Here's a complete working example. Note, you must binmode the filehandle with ":encoding(rot13)", not the more terse ":rot13" (which simply won't work). Also, there's no need to explicitly call define_encoding from Encode within the calling package; the line __PACKAGE__->Define('rot13'); does that for us.
package Encode::ROT13;
use strict;
use warnings;
use parent qw( Encode::Encoding );
sub encode($$;$){
my( $obj, $str, $chk ) = @_;
$str =~ tr/A-Za-z/N-ZA-Mn-za-m/;
$_[1] = '' if $chk; # $_[1] is aliased through the call.

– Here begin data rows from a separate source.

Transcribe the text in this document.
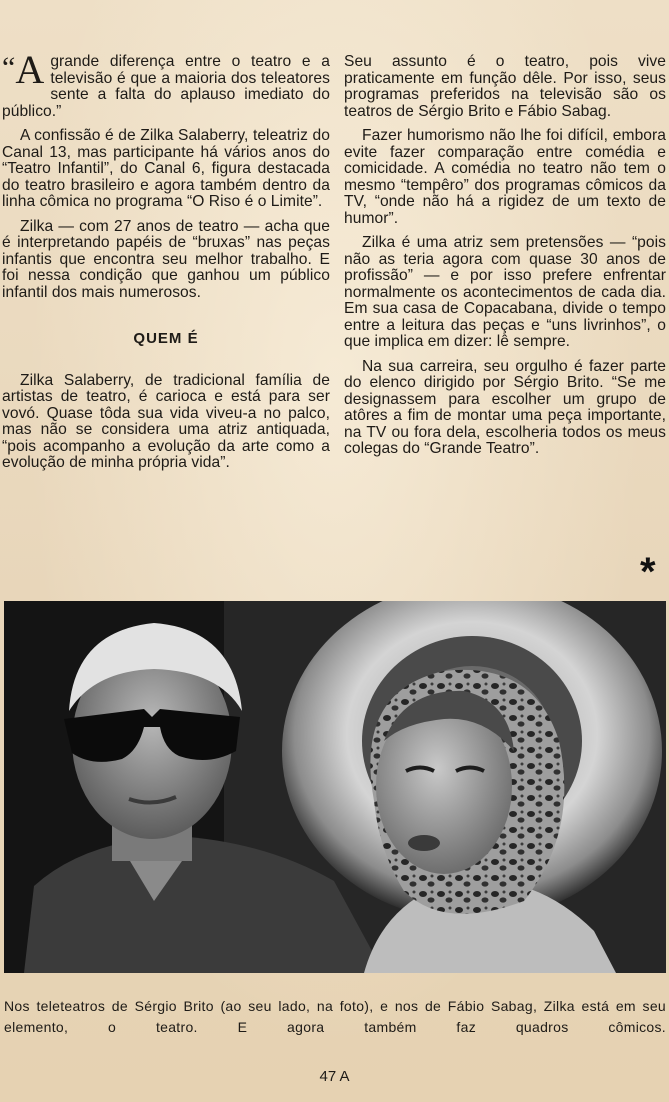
“A grande diferença entre o teatro e a televisão é que a maioria dos teleatores sente a falta do aplauso imediato do público.”

A confissão é de Zilka Salaberry, teleatriz do Canal 13, mas participante há vários anos do “Teatro Infantil”, do Canal 6, figura destacada do teatro brasileiro e agora também dentro da linha cômica no programa “O Riso é o Limite”.

Zilka — com 27 anos de teatro — acha que é interpretando papéis de “bruxas” nas peças infantis que encontra seu melhor trabalho. E foi nessa condição que ganhou um público infantil dos mais numerosos.

QUEM É

Zilka Salaberry, de tradicional família de artistas de teatro, é carioca e está para ser vovó. Quase tôda sua vida viveu-a no palco, mas não se considera uma atriz antiquada, “pois acompanho a evolução da arte como a evolução de minha própria vida”.

Seu assunto é o teatro, pois vive praticamente em função dêle. Por isso, seus programas preferidos na televisão são os teatros de Sérgio Brito e Fábio Sabag.

Fazer humorismo não lhe foi difícil, embora evite fazer comparação entre comédia e comicidade. A comédia no teatro não tem o mesmo “tempêro” dos programas cômicos da TV, “onde não há a rigidez de um texto de humor”.

Zilka é uma atriz sem pretensões — “pois não as teria agora com quase 30 anos de profissão” — e por isso prefere enfrentar normalmente os acontecimentos de cada dia. Em sua casa de Copacabana, divide o tempo entre a leitura das peças e “uns livrinhos”, o que implica em dizer: lê sempre.

Na sua carreira, seu orgulho é fazer parte do elenco dirigido por Sérgio Brito. “Se me designassem para escolher um grupo de atôres a fim de montar uma peça importante, na TV ou fora dela, escolheria todos os meus colegas do “Grande Teatro”.

*
Nos teleteatros de Sérgio Brito (ao seu lado, na foto), e nos de Fábio Sabag, Zilka está em seu elemento, o teatro. E agora também faz quadros cômicos.
47 A
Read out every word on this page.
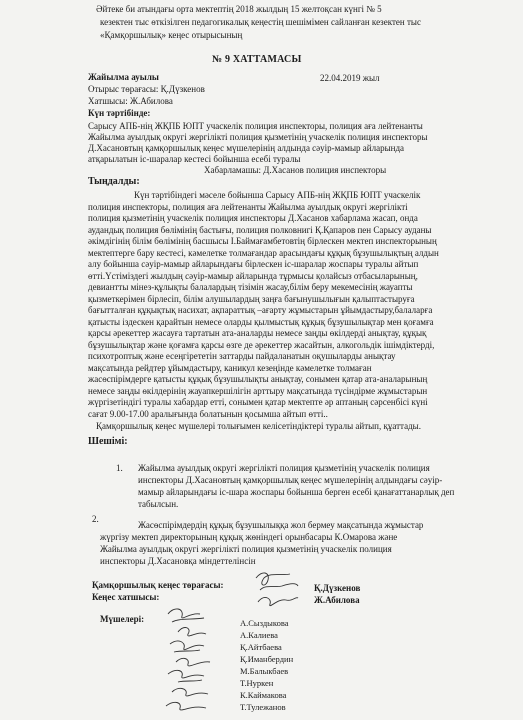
Әйтеке би атындағы орта мектептің 2018 жылдың 15 желтоқсан күнгі № 5
кезектен тыс өткізілген педагогикалық кеңестің шешімімен сайланған кезектен тыс
«Қамқоршылық» кеңес отырысының
№ 9 ХАТТАМАСЫ
Жайылма ауылы	22.04.2019 жыл
Отырыс төрағасы: Қ.Дүзкенов
Хатшысы: Ж.Абилова
Күн тәртібінде:
Сарысу АПБ-нің ЖҚПБ ЮПТ учаскелік полиция инспекторы, полиция аға лейтенанты
Жайылма ауылдық округі жергілікті полиция қызметінің учаскелік полиция инспекторы
Д.Хасановтың қамқоршылық кеңес мүшелерінің алдында сәуір-мамыр айларында
атқарылатын іс-шаралар кестесі бойынша есебі туралы
Хабарламашы: Д.Хасанов полиция инспекторы
Тыңдалды:
Күн тәртібіндегі мәселе бойынша Сарысу АПБ-нің ЖҚПБ ЮПТ учаскелік
полиция инспекторы, полиция аға лейтенанты Жайылма ауылдық округі жергілікті
полиция қызметінің учаскелік полиция инспекторы Д.Хасанов хабарлама жасап, онда
аудандық полиция бөлімінің бастығы, полиция полковнигі Қ.Қапаров пен Сарысу ауданы
әкімдігінің білім бөлімінің басшысы І.Баймағамбетовтің бірлескен мектеп инспекторының
мектептерге бару кестесі, кәмелетке толмағандар арасындағы құқық бұзушылықтың алдын
алу бойынша сәуір-мамыр айларындағы бірлескен іс-шаралар жоспары туралы айтып
өтті.Үстіміздегі жылдың сәуір-мамыр айларында тұрмысы қолайсыз отбасыларының,
девиантты мінез-құлықты балалардың тізімін жасау,білім беру мекемесінің жауапты
қызметкерімен бірлесіп, білім алушылардың заңға бағынушылығын қалыптастыруға
бағытталған құқықтық насихат, ақпараттық –ағарту жұмыстарын ұйымдастыру,балаларға
қатысты іздескен қарайтын немесе оларды қылмыстық құқық бұзушылықтар мен қоғамға
қарсы әрекеттер жасауға тартатын ата-аналарды немесе заңды өкілдерді анықтау, құқық
бұзушылықтар және қоғамға қарсы өзге де әрекеттер жасайтын, алкогольдік ішімдіктерді,
психотроптық және есеңгірететін заттарды пайдаланатын оқушыларды анықтау
мақсатында рейдтер ұйымдастыру, каникул кезеңінде кәмелетке толмаған
жасөспірімдерге қатысты құқық бұзушылықты анықтау, сонымен қатар ата-аналарының
немесе заңды өкілдерінің жауапкершілігін арттыру мақсатында түсіндірме жұмыстарын
жүргізетіндігі туралы хабардар етті, сонымен қатар мектепте әр аптаның сәрсенбісі күні
сағат 9.00-17.00 аралығында болатынын қосымша айтып өтті..
Қамқоршылық кеңес мүшелері толығымен келісетіндіктері туралы айтып, құаттады.
Шешімі:
1. Жайылма ауылдық округі жергілікті полиция қызметінің учаскелік полиция
инспекторы Д.Хасановтың қамқоршылық кеңес мүшелерінің алдындағы сәуір-
мамыр айларындағы іс-шара жоспары бойынша берген есебі қанағаттанарлық деп
табылсын.
2.
Жасөспірімдердің құқық бұзушылыққа жол бермеу мақсатында жұмыстар
жүргізу мектеп директорының құқық жөніндегі орынбасары К.Омарова және
Жайылма ауылдық округі жергілікті полиция қызметінің учаскелік полиция
инспекторы Д.Хасановқа міндеттелінсін
Қамқоршылық кеңес төрағасы:
Кеңес хатшысы:
Қ.Дүзкенов
Ж.Абилова
Мүшелері:	А.Сыздыкова
А.Калиева
Қ.Айтбаева
Қ.Иманбердин
М.Балыкбаев
Т.Нуркен
К.Каймакова
Т.Тулежанов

Inplace edi
+t.
# (Remove whole string unless there's an error.)
return $str;
}
no warnings 'once';
*decode = \&encode; # Because rot13( rot13() ) is a round-trip.
__PACKAGE__->Define( 'rot13' );
1;
package main;
use strict;
use warnings;
binmode \*DATA, ':encoding(rot13)';
chomp( my @words = <DATA> );
print "$_\n" for @words;
__DATA__
Apple
cat
dog
strawberry
watermelon
...and the output...
Nccyr
png
qbt
fgenjoreel
jngrezryba
...now on to learn how to use the enc2xs tool.